BY CHRIS MCNULTY
JASON Quigley has been a senior international boxer for only a matter of months.
On Saturday afternoon in Almaty, Kazakhstan, the young Finn Valley ABC stood on the second step on the podium after claiming a silver medal at the World Senior Championships.
Beaten by the home favourite, Zhanibek Alimkhanuly, in the middleweight final, Quigley has confirmed himself as a force to be reckoned with.
His scalps along the way to the final, Vijender Singh, Aston Brown, Zoltan Harcsa and Artem Cheebotarev were no mugs.
On the day, Alimkhanuly was the better boxer, but already the Quigley clan were looking forward to their next meeting with the young Kazakh ace.
“On the day he won the fight, but there is one thing that I’ll tell you: We will be back and we will be gunning for him,” Jason’s father and coach, Conor, told the Donegal News from Almaty.
“In whatever Championship we meet him in again, God luck to him!”
Quigley went into the Championships nursing a minor hand injury, which made his week all the more impressive.
In a venue that was a Palace, Quigley was a king right up to the conclusion. His semi-final win over the Russian, Chebotarev, will go down as one of his best ever displays.
Quigley has been touted as a candidate to make a switch to professional boxing, but having been given a Sky Sports Scholarship recently and with the 2016 Olympics in Rio as his ultimate goal, the Irish and European Champion will stay put.
Quigley is just 22 and Alimkhanuly only 20; already, they are prime candidates for the big prizes in Brazil.
“That defeat will make him stronger,” Conor Quigley said of his son.
That is the kind of athlete that he is. He has a desire inside of him that I have never seen in anyone else.
“When he loses he will come back a stronger man and a hungrier athlete than he is now.
“He is only 22 years of age. At 22 he is a European gold medalist and got on to be a World silver medalist all inside a few months.”
As he emerged from the ring, Quigley cut an emotional figure.
He mentioned being heartbroken, but he is the first Irish male boxer to have made it to a world final.
He said: “If anyone had said to me that I’d win a medal out here, I’d have taken the hand off them.”

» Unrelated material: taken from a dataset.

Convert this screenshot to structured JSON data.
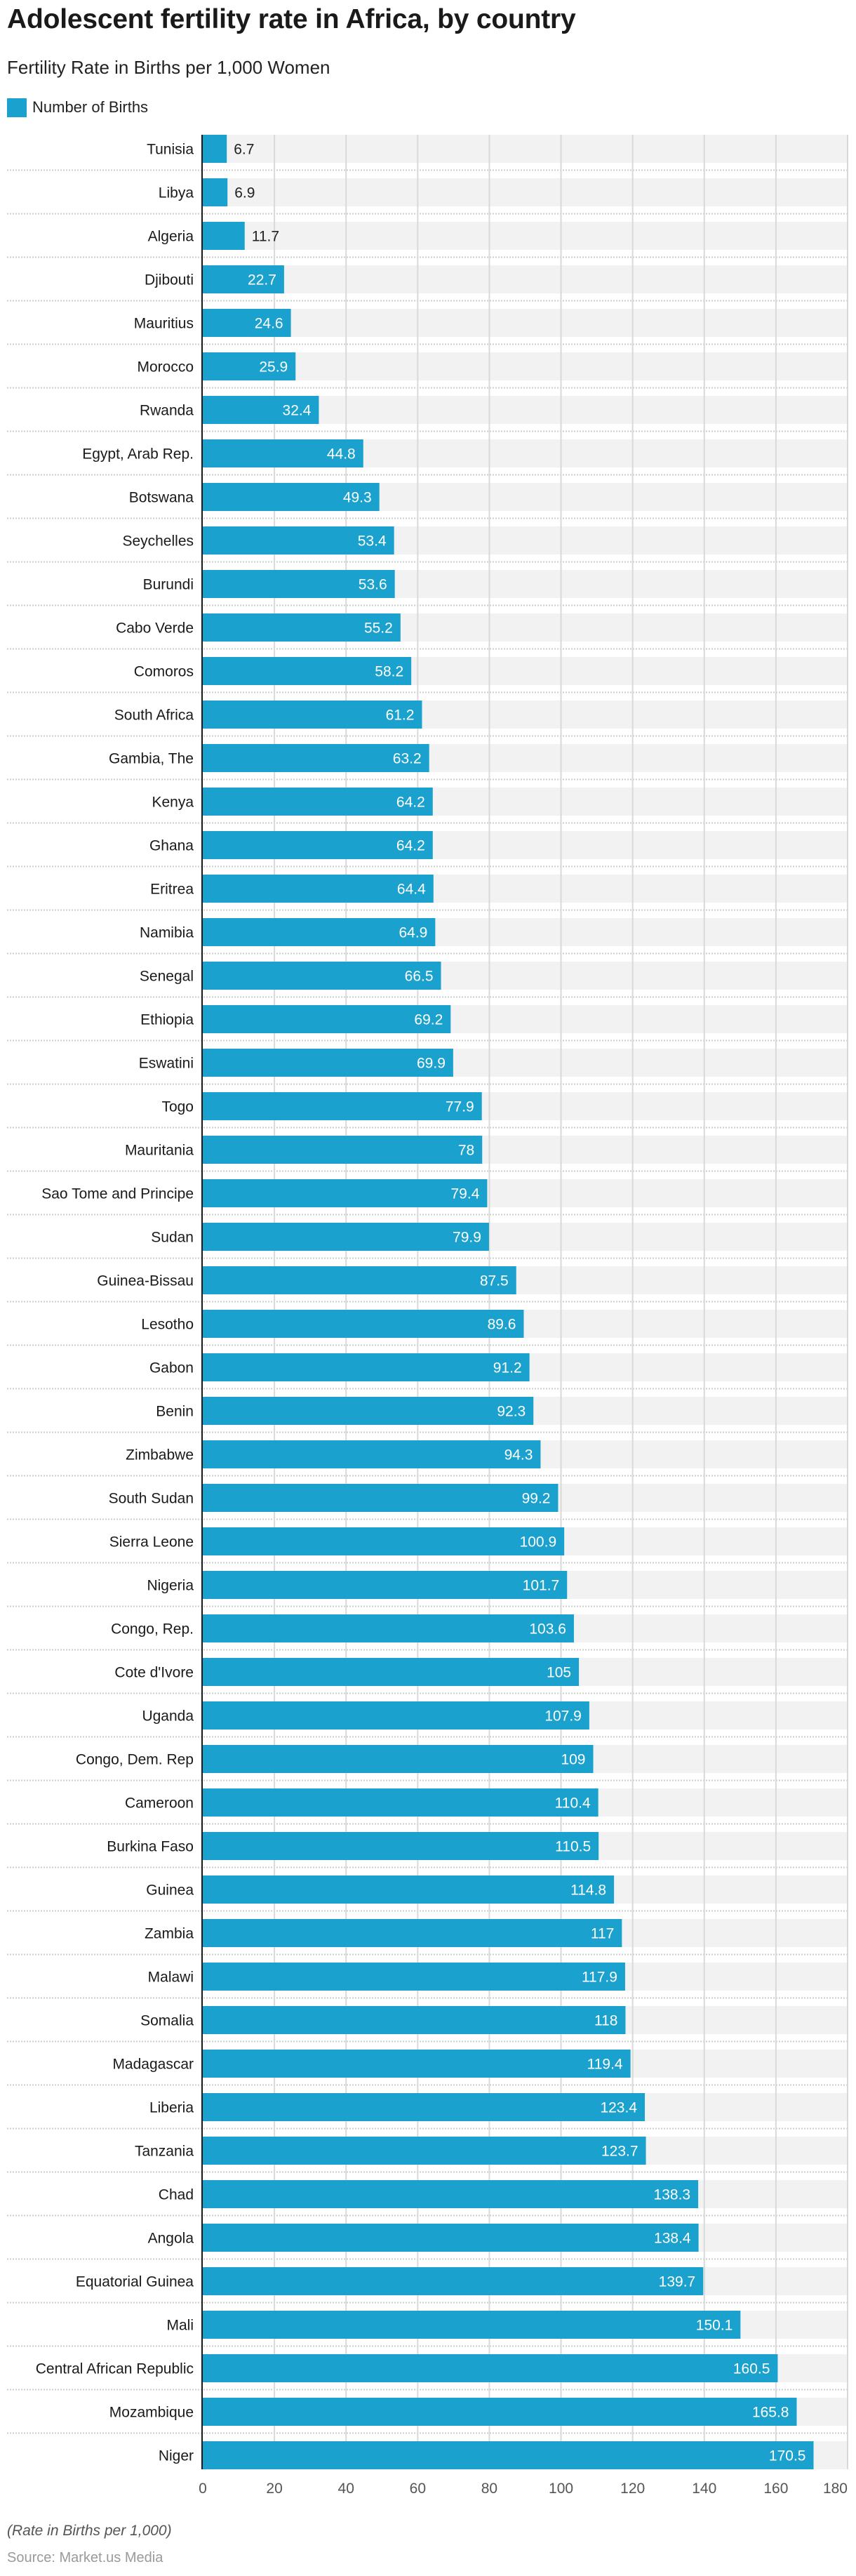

It is amazing to think that Quigley only won his first Irish senior title eight months ago. Since then, he topped Europe and claimed a World silver medal.
Quigley is history maker and his exploits were hailed by the Irish Head Coach Billy Walsh.
He said: “By God, didn’t he leave everything. He went to the soles of his boots. Hats off to him, he is a true legend.”
Quigley once jotted the name of Darren O’Neill down on paper. O’Neill beat him in two National Senior finals, before Quigley finally exacted revenge in a quarter-final this year.
When next he meets with Alimkhanuly, sparks will fly.
A world silver, but Quigley’s story is only beginning. The next chapter should be fascinating: The 2014 National Seniors with O’Neill, Conrad Cummings and Roy Sheahan all likely to be in the mix again.
The wheel starts spinning again soon.